Specialist Suggestions new

Bernard automatically detects recurring delegation patterns in your conversations and suggests new specialists. Detection runs in the background when you exit a session or use /clear --save.

  • Review pending suggestions with /candidates
  • Each candidate includes a name, description, confidence score, and reasoning
  • Accept or reject candidates conversationally
  • Auto-dismissed after 30 days if not reviewed; up to 10 pending at a time
bernard
// On startup, Bernard notifies you of pending suggestions:
  2 specialist suggestion(s) pending.

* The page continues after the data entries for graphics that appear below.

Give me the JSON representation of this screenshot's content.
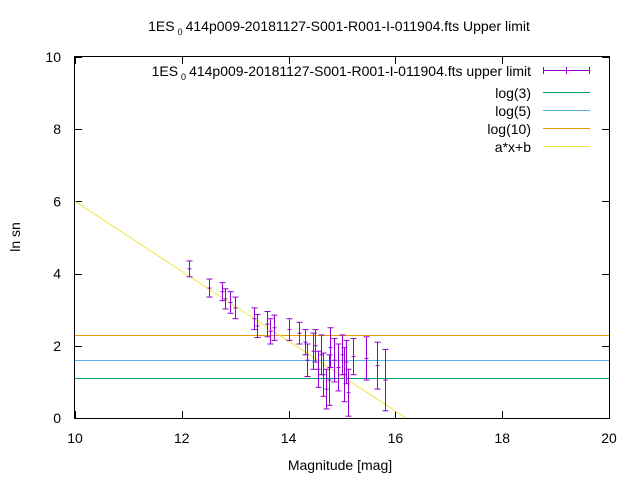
{
  "chart_data": {
    "type": "scatter",
    "title_prefix": "1ES",
    "title_sub": "0",
    "title_suffix": "414p009-20181127-S001-R001-I-011904.fts Upper limit",
    "xlabel": "Magnitude [mag]",
    "ylabel": "ln sn",
    "xlim": [
      10,
      20
    ],
    "ylim": [
      0,
      10
    ],
    "xticks": [
      10,
      12,
      14,
      16,
      18,
      20
    ],
    "yticks": [
      0,
      2,
      4,
      6,
      8,
      10
    ],
    "grid": false,
    "legend_position": "top-right",
    "series": [
      {
        "name_prefix": "1ES",
        "name_sub": "0",
        "name_suffix": "414p009-20181127-S001-R001-I-011904.fts upper limit",
        "kind": "errorbar",
        "color": "#9400d3",
        "points": [
          {
            "x": 12.13,
            "y": 4.13,
            "err": 0.22
          },
          {
            "x": 12.5,
            "y": 3.6,
            "err": 0.25
          },
          {
            "x": 12.75,
            "y": 3.5,
            "err": 0.25
          },
          {
            "x": 12.8,
            "y": 3.3,
            "err": 0.28
          },
          {
            "x": 12.9,
            "y": 3.2,
            "err": 0.3
          },
          {
            "x": 13.0,
            "y": 3.05,
            "err": 0.3
          },
          {
            "x": 13.35,
            "y": 2.75,
            "err": 0.3
          },
          {
            "x": 13.4,
            "y": 2.55,
            "err": 0.32
          },
          {
            "x": 13.6,
            "y": 2.6,
            "err": 0.35
          },
          {
            "x": 13.65,
            "y": 2.4,
            "err": 0.35
          },
          {
            "x": 13.72,
            "y": 2.5,
            "err": 0.35
          },
          {
            "x": 14.0,
            "y": 2.45,
            "err": 0.3
          },
          {
            "x": 14.2,
            "y": 2.35,
            "err": 0.3
          },
          {
            "x": 14.3,
            "y": 2.1,
            "err": 0.35
          },
          {
            "x": 14.35,
            "y": 1.6,
            "err": 0.45
          },
          {
            "x": 14.45,
            "y": 1.85,
            "err": 0.5
          },
          {
            "x": 14.5,
            "y": 2.0,
            "err": 0.45
          },
          {
            "x": 14.55,
            "y": 1.35,
            "err": 0.5
          },
          {
            "x": 14.6,
            "y": 1.75,
            "err": 0.55
          },
          {
            "x": 14.65,
            "y": 1.2,
            "err": 0.6
          },
          {
            "x": 14.7,
            "y": 0.8,
            "err": 0.55
          },
          {
            "x": 14.75,
            "y": 1.05,
            "err": 0.7
          },
          {
            "x": 14.78,
            "y": 1.95,
            "err": 0.55
          },
          {
            "x": 14.85,
            "y": 1.6,
            "err": 0.6
          },
          {
            "x": 14.92,
            "y": 1.4,
            "err": 0.65
          },
          {
            "x": 15.0,
            "y": 1.75,
            "err": 0.55
          },
          {
            "x": 15.03,
            "y": 1.2,
            "err": 0.75
          },
          {
            "x": 15.08,
            "y": 1.55,
            "err": 0.6
          },
          {
            "x": 15.12,
            "y": 0.7,
            "err": 0.65
          },
          {
            "x": 15.2,
            "y": 1.7,
            "err": 0.5
          },
          {
            "x": 15.45,
            "y": 1.65,
            "err": 0.6
          },
          {
            "x": 15.65,
            "y": 1.45,
            "err": 0.65
          },
          {
            "x": 15.8,
            "y": 1.05,
            "err": 0.85
          }
        ]
      },
      {
        "name": "log(3)",
        "kind": "hline",
        "color": "#009e73",
        "y": 1.0986
      },
      {
        "name": "log(5)",
        "kind": "hline",
        "color": "#56b4e9",
        "y": 1.6094
      },
      {
        "name": "log(10)",
        "kind": "hline",
        "color": "#e69f00",
        "y": 2.3026
      },
      {
        "name": "a*x+b",
        "kind": "fitline",
        "color": "#f0e442",
        "x": [
          10,
          16.2
        ],
        "y": [
          6.0,
          0.0
        ]
      }
    ]
  }
}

Use /candidates to review.

bernard> /candidates

  1. code-reviewer (confidence: 0.85)
    Reviews PRs for correctness, style, and security issues

  2. db-migrator (confidence: 0.72)
    Manages database schema changes and migration scripts

bernard> accept the code-reviewer candidate
   Specialist "Code Reviewer" (code-reviewer) created.

Critic Mode new

Critic mode adds planning, proactive scratch/memory usage, and post-response verification. Recommended for high-stakes work like deployments, git operations, and multi-file edits.

  • Planning — writes a plan to scratch before multi-step tasks
  • Proactive scratch — accumulates findings during complex work
  • Verification — a critic agent reviews the work and prints a verdict (PASS / WARN / FAIL)
bernard
bernard> /critic on
   Critic mode enabled.

bernard> refactor the auth module to use JWT
  ▶ scratch: write plan
  ▶ shell: cat src/auth.ts
  ▶ write: src/auth.ts
  ▶ shell: npm test

  ┌─ critic verdict
  │ PASS — All claimed edits match tool calls.
  │ Tests pass after refactor. No issues found.
  └─

bernard> /critic off
  Critic mode disabled.

Conversation Summaries new

A fourth specialized domain in Bernard's RAG memory system, joining Tool Usage Patterns, User Preferences, and General Knowledge. Conversation summaries capture what was discussed, approaches taken, tools/specialists/routines used, and outcomes.

  • Extracts high-level summaries of what was accomplished each session
  • Helps identify recurring patterns across conversations
  • All four domain extractors run in parallel — no extra latency
  • Search returns up to 5 results per domain (15 total max), preventing any single domain from crowding out others
bernard
// After a session, Bernard extracts memories by domain:
  ▶ Extracting facts…
    tool-usage: 3 facts
    user-preferences: 1 fact
    general: 2 facts
    conversations: 1 fact

// In a future session, recalled context is organized by domain:
bernard> /rag
  RAG Memory: 142 facts across 4 domains
    tool-usage       48 facts
    user-preferences 31 facts
    general          41 facts
    conversations    22 facts

Earlier releases — Routines, the multi-provider switch, and the first sub-agent loop — predate this changelog format and aren't reproduced here. See the git history for anything before v0.6.0.